In the absence of data on the treatment of COPD specifically in the setting of HIV infection, current therapy of COPD in PLWH should follow the management guidelines proposed for the general population. In the Global Obstructive Lung Disease (GOLD) 2020 guidelines, therapy for COPD is driven by symptoms and history of exacerbations rather than by severity of airflow limitation, which is graded by the FEV1 % predicted.(GOLD 2020) Symptoms can be assessed using the Medical Research Council (MRC) Dyspnea score, COPD Assessment Test (CAT) or the COPD Control Questionnaire (CCQ); the latter two are more comprehensive whereas the MRC is a single dyspnea item. Smoking cessation should be prioritized for all PLWH, particularly those with COPD. Because COPD in PLWH increases the risk for pneumonia,(Attia, McGinnis et al. 2015) all PLWH with COPD should receive the recommended pneumococcal vaccines (both PCV13 and PPSV23) (CDC 2012; Kim 2017) and yearly inactivated or recombinant influenza vaccine.

Pharmacotherapy is initiated for symptomatic COPD patients with inhaled bronchodilators. For patients who have regular symptoms, monotherapy with a long acting bronchodilator is recommended. Long-acting muscarinic antagonists (LAMA’s) do not have known clinically significant drug-drug interactions with antiretrovirals, and thus can represent first-line bronchodilator therapy for COPD in PLWH. An inhaled long-acting beta-agonist (LABA) is an alternative, second choice. Amongst LABA’s, no clinically significant interactions have been reported between olodateral and formoterol with anti-retroviral medications, but salmeterol can interact with different antiretrovirals to cause QTc prolongation. Combination therapy with a LAMA plus LABA is recommended if symptoms are persistent on monotherapy.

Inhaled corticosteroids (ICS) are primarily reserved for patients who have exacerbations of COPD. ICS can be particularly challenging in PLWH due to drug-drug interactions with antiretrovirals. Protease inhibitors (PIs), particularly ritonavir, have been reported to increase systemic levels of inhaled or intranasal fluticasone and other ICS leading to Cushing syndrome or adrenal suppression when corticosteroids are tapered. Beclomethasone has the least interaction and is the preferred ICS when used in combination with strong CYP3A4 inducers including boosted regimens (cobicistat, ritonavir) and most PIs. Careful monitoring is also required as high-dose ICS are associated with increased risk of oral candidiasis, bacterial pneumonia,(Calverley 2007; Drummond 2008) and tuberculosis.(Brassard 2011) The regular use of systemic steroids for COPD in PLWH should preferably be avoided.

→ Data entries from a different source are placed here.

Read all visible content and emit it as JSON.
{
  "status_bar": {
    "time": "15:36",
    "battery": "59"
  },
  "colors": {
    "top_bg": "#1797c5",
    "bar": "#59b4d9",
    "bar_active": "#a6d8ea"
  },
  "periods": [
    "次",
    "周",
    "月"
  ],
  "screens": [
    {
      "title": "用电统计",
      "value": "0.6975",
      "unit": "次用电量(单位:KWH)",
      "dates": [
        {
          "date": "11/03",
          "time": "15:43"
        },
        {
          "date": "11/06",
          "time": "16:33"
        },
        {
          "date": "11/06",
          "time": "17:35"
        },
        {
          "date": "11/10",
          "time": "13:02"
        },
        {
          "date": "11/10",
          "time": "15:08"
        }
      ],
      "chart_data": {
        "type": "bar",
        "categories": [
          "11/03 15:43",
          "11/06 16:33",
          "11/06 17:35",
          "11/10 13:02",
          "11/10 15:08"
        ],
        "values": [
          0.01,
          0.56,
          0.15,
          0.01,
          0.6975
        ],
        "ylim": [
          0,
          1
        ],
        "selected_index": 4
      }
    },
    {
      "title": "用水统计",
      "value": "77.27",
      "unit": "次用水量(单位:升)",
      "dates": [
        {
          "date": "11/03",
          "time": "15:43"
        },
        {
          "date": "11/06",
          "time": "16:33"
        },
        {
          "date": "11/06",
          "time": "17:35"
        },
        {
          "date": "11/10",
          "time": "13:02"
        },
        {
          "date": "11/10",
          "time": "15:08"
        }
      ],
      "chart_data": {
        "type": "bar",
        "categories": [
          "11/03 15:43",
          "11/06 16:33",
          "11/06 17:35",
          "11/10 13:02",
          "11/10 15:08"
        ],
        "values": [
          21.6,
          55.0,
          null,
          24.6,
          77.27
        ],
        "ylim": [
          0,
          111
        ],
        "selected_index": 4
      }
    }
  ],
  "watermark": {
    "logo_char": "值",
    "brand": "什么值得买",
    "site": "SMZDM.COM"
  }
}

How to tailor therapy for PLWH who have COPD based on frequency of exacerbations is uncertain. For PLWH who have persistent exacerbations despite being on triple inhaled therapy with LABA, LAMA and ICS, roflumilast or azithromycin may be added as per COPD guidelines.(GOLD 2020) As in uninfected individuals with COPD, discontinuation of ICS may be able to be achieved safely with careful monitoring in those who have not had an exacerbation in the past year.(Magnussen, Disse et al. 2014)

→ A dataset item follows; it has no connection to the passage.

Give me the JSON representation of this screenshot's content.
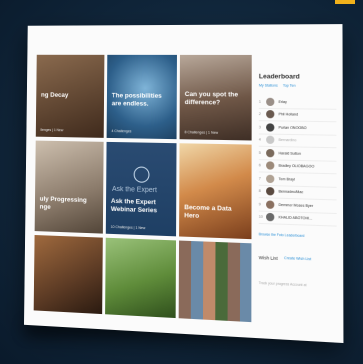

COPD is an important contributor to poor physical function in PLWH. Among Veterans infected with HIV, chronic obstructive lung disease (COPD and/or asthma) was among the top comorbid conditions independently associated with self-reported increased physical disability.(Oursler 2006) Airflow limitation, as reflected by a low FEV1, and radiographic emphysema are also associated with decreased 6-minute walk distance in PLWH.(Campo 2014)(Triplette, Attia et al. 2017) Reasons why HIV may result in greater physical limitation in COPD patients are not well understood, but could be related to concomitant comorbidities, muscle loss, and inflammation associated with HIV.

PLWH with COPD should be considered for participation in pulmonary rehabilitation programs. In patients with COPD, physical functioning is significantly improved with participation in pulmonary rehabilitation programs.(Spruit, Singh et al. 2013) In general, pulmonary rehabilitation programs can benefit all COPD patients, although gains tend to be larger in those who are more symptomatic and have more severe disease.(GOLD 2020) Studies support the safety and potential benefit of exercise training in PLWH (O’Brien 2010) although further studies are needed to determine the role and optimal type of exercise training in PLWH, particularly older patients with COPD.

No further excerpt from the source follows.